Re: [PATCH V2 7/7] x86,rcu: use percpu rcu_preempt_depth

Sebastian Andrzej Siewior <bigeasy@xxxxxxxxxxxxx> · Mon, 4 Nov 2019 13:09:39 +0100

On 2019-11-04 19:41:20 [+0800], Lai Jiangshan wrote:
> > Is there a benchmark saying how much we gain from this?
> 
> Hello
> 
> Maybe I can write a tight loop for testing, but I don't
> think anyone will be interesting in it.
> 
> I'm also trying to find some good real tests. I need
> some suggestions here.

There is rcutorture but I don't know how much of performance test this
is, Paul would know.

A micro benchmark is one thing. Any visible changes in userland to
workloads like building a kernel or hackbench? 

I don't argue that incrementing a per-CPU variable is more efficient
than reading a per-CPU variable, adding an offset and then incrementing
it. I was just curious to see if there are any numbers on it.

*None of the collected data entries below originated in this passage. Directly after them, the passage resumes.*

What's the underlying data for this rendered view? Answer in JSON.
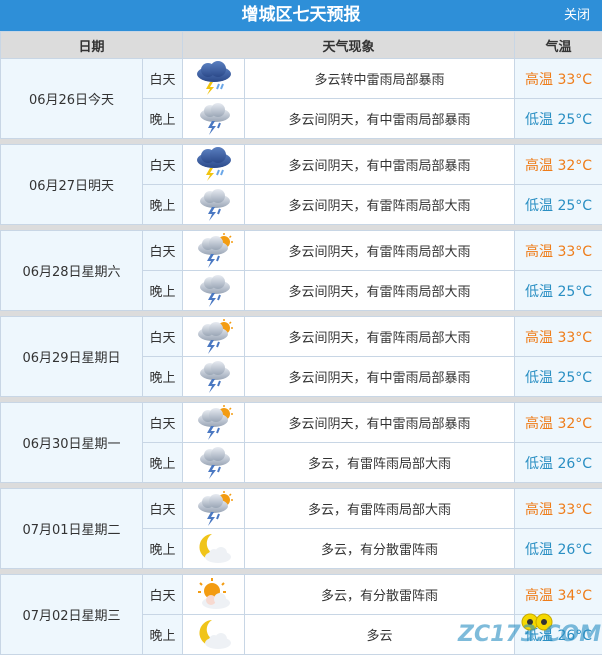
{
  "header": {
    "title": "增城区七天预报",
    "close_label": "关闭"
  },
  "columns": {
    "date": "日期",
    "weather": "天气现象",
    "temp": "气温"
  },
  "days": [
    {
      "date": "06月26日今天",
      "day": {
        "label": "白天",
        "icon": "thunder-rain-icon",
        "desc": "多云转中雷雨局部暴雨",
        "temp": "高温 33°C"
      },
      "night": {
        "label": "晚上",
        "icon": "cloud-thunder-rain-icon",
        "desc": "多云间阴天，有中雷雨局部暴雨",
        "temp": "低温 25°C"
      }
    },
    {
      "date": "06月27日明天",
      "day": {
        "label": "白天",
        "icon": "thunder-rain-icon",
        "desc": "多云间阴天，有中雷雨局部暴雨",
        "temp": "高温 32°C"
      },
      "night": {
        "label": "晚上",
        "icon": "cloud-thunder-rain-icon",
        "desc": "多云间阴天，有雷阵雨局部大雨",
        "temp": "低温 25°C"
      }
    },
    {
      "date": "06月28日星期六",
      "day": {
        "label": "白天",
        "icon": "sun-cloud-thunder-icon",
        "desc": "多云间阴天，有雷阵雨局部大雨",
        "temp": "高温 33°C"
      },
      "night": {
        "label": "晚上",
        "icon": "cloud-thunder-rain-icon",
        "desc": "多云间阴天，有雷阵雨局部大雨",
        "temp": "低温 25°C"
      }
    },
    {
      "date": "06月29日星期日",
      "day": {
        "label": "白天",
        "icon": "sun-cloud-thunder-icon",
        "desc": "多云间阴天，有雷阵雨局部大雨",
        "temp": "高温 33°C"
      },
      "night": {
        "label": "晚上",
        "icon": "cloud-thunder-rain-icon",
        "desc": "多云间阴天，有中雷雨局部暴雨",
        "temp": "低温 25°C"
      }
    },
    {
      "date": "06月30日星期一",
      "day": {
        "label": "白天",
        "icon": "sun-cloud-thunder-icon",
        "desc": "多云间阴天，有中雷雨局部暴雨",
        "temp": "高温 32°C"
      },
      "night": {
        "label": "晚上",
        "icon": "cloud-thunder-rain-icon",
        "desc": "多云，有雷阵雨局部大雨",
        "temp": "低温 26°C"
      }
    },
    {
      "date": "07月01日星期二",
      "day": {
        "label": "白天",
        "icon": "sun-cloud-thunder-icon",
        "desc": "多云，有雷阵雨局部大雨",
        "temp": "高温 33°C"
      },
      "night": {
        "label": "晚上",
        "icon": "moon-cloud-icon",
        "desc": "多云，有分散雷阵雨",
        "temp": "低温 26°C"
      }
    },
    {
      "date": "07月02日星期三",
      "day": {
        "label": "白天",
        "icon": "sun-cloud-icon",
        "desc": "多云，有分散雷阵雨",
        "temp": "高温 34°C"
      },
      "night": {
        "label": "晚上",
        "icon": "moon-cloud-icon",
        "desc": "多云",
        "temp": "低温 26°C"
      }
    }
  ],
  "watermark": {
    "text": "ZC173.COM"
  },
  "colors": {
    "titlebar": "#2e8fd8",
    "high": "#ee7d1a",
    "low": "#2a8fc3",
    "cell_bg": "#eef7fd",
    "header_bg": "#dcdcdc"
  }
}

> > > No function call when using rcu_read_[un]lock().
> > > Single instruction for rcu_read_lock().
> > > 2 instructions for fast path of rcu_read_unlock().
> > 
> > I think these were not inlined due to the header requirements.
> 
> objdump -D -S kernel/workqueue.o shows (selected fractions):

That was not what I meant. To inline current rcu_read_lock() would mean
to include definition for struct task_struct (and everything down the
road) in the rcu headers which isn't working.

> Best regards
> Lai

Sebastian